When you’re travelling, sometimes there are places that you fall in love with in a heartbeat. You keep coming back, or you stay so long (because you can) until eventually you cross a line and switch from being a tourist, to being a local. But how can you tell when you’ve crossed this invisible line?
1. You’ve picked up enough of the language to understand what is going on around you. This can take a while. I’ve been living in Amsterdam for over two years now. My first Dutch lesson was a little unconventional - my teacher went through all of the swear words with us. Now I can understand what’s happening, if anyone is cheeky or rude to me in Dutch, these come out at an alarming rate.
2. You can tell a local something they don’t know about their own city. This has happened to me a few times, and it always makes me feel good when someone looks at me in astonishment and asks ‘how do you know that?’
3. You find yourself seeking out bars that only the locals go to, and now the bartender in your new local knows what you want to order before the words have even come out of your mouth.

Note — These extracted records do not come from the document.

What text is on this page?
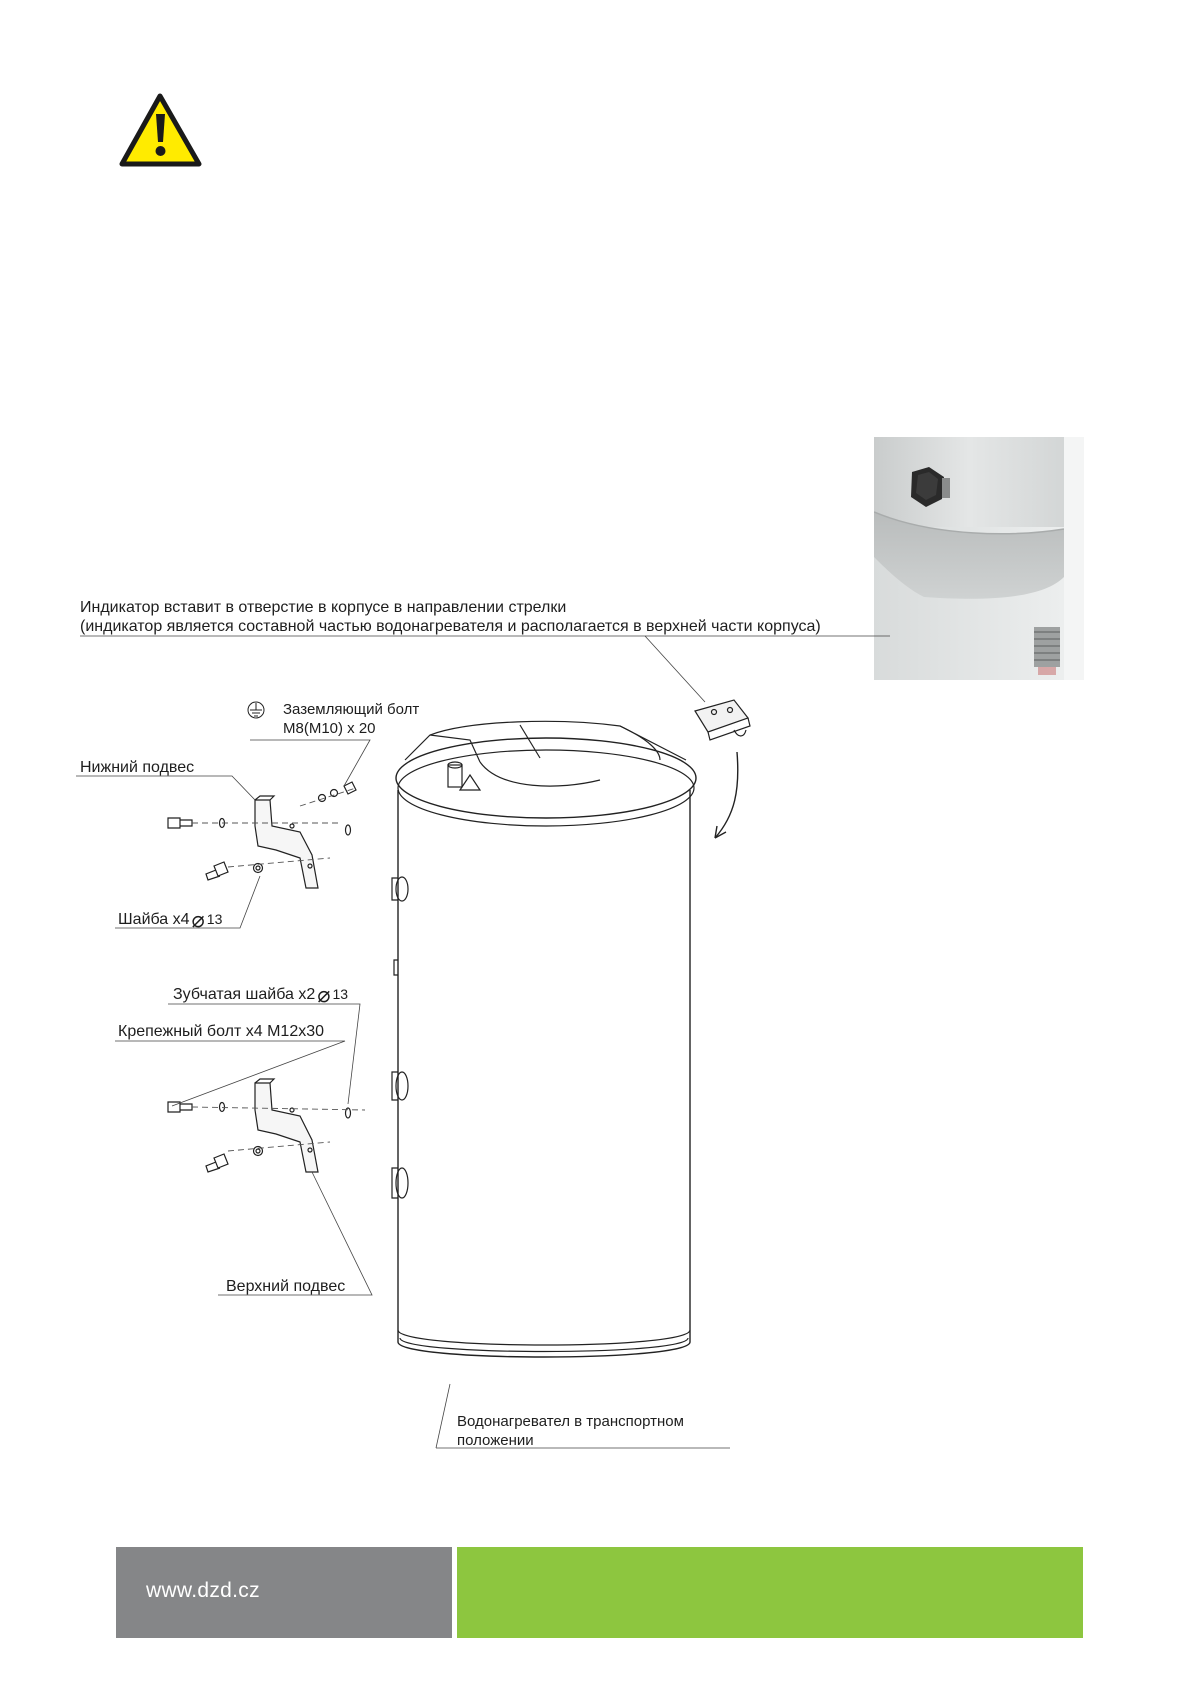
Индикатор вставит в отверстие в корпусе в направлении стрелки
(индикатор является составной частью водонагревателя и располагается в верхней части корпуса)
Заземляющий болт
M8(M10) x 20
Нижний подвес
Шайба x4⌀ 13
Зубчатая шайба x2⌀ 13
Крепежный болт x4 M12x30
Верхний подвес
Водонагревател в транспортном
положении
www.dzd.cz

4. You have made at least two friends who come from the city you’re in. This can take a while since being a local in a new city you are surrounded by people who have forged strong friendships over the years and you’re outside of their circle. Getting in can be difficult (I say this with experience).
5. You’ve bought a transport card to blend in. This was one of the first things I did. I don’t want people to start talking to me in English when I look a bit lost on the tram; I want to try out my Dutch.
6. You avoid speaking in your native language at all costs – you might attract some unwanted attention. This happened almost immediately on arrival, except with people I actually knew. In restaurants I just muddle through and hoped for the best! Even when they replied in English, I would keep on in Dutch.
7. You have ditched the guidebook completely. You know exactly where you’re going and how to get there.
8. You love the local delicacies, and order them at every available opportunity. My favourite things, especially in the winter are oliebollen. Bitterballen is my go-to bar snack.
9. You feel like you know your way around without a map. Now, I can usually find somewhere in the centre without a map, but in the beginning I was constantly lost. Navigating is not my strong point, so this felt like a real achievement.
10. You know about some of the unusual cultural traditions or celebrations, and have been to all of them. In the Netherlands, the strangest is Sinterklaas arriving in the Netherlands with his Zwarte Piet.
11. You’ve been to most of the tourist attractions in the city, and tell other travellers which ones to avoid, and which are worth it.
12. You hate it when people walk around wearing tacky souvenir hats or jumpers and would rather be seen dead than get caught wearing your Amsterdam bobble hat. Yes, it’s warm and cosy, no, I am not going to wear it.
13. You’ve stopped converting currency back to your native currency. You just know how much stuff costs. Maths is a thing of the past, but it was complicated. Now, I don’t care how much it is in pounds, I just accept the price in euros.
14. You’ve started using apps and websites aimed at the locals instead of tourists to find the best places to go. Iens is top of my list. I love finding good restaurants.
15. You’ve decided that you’re going to rent out an apartment for a while, and stay much longer than you had previously planned.
So, have you switched from a tourist to a local? What do you think? Are there any other warning signs you should be looking out for?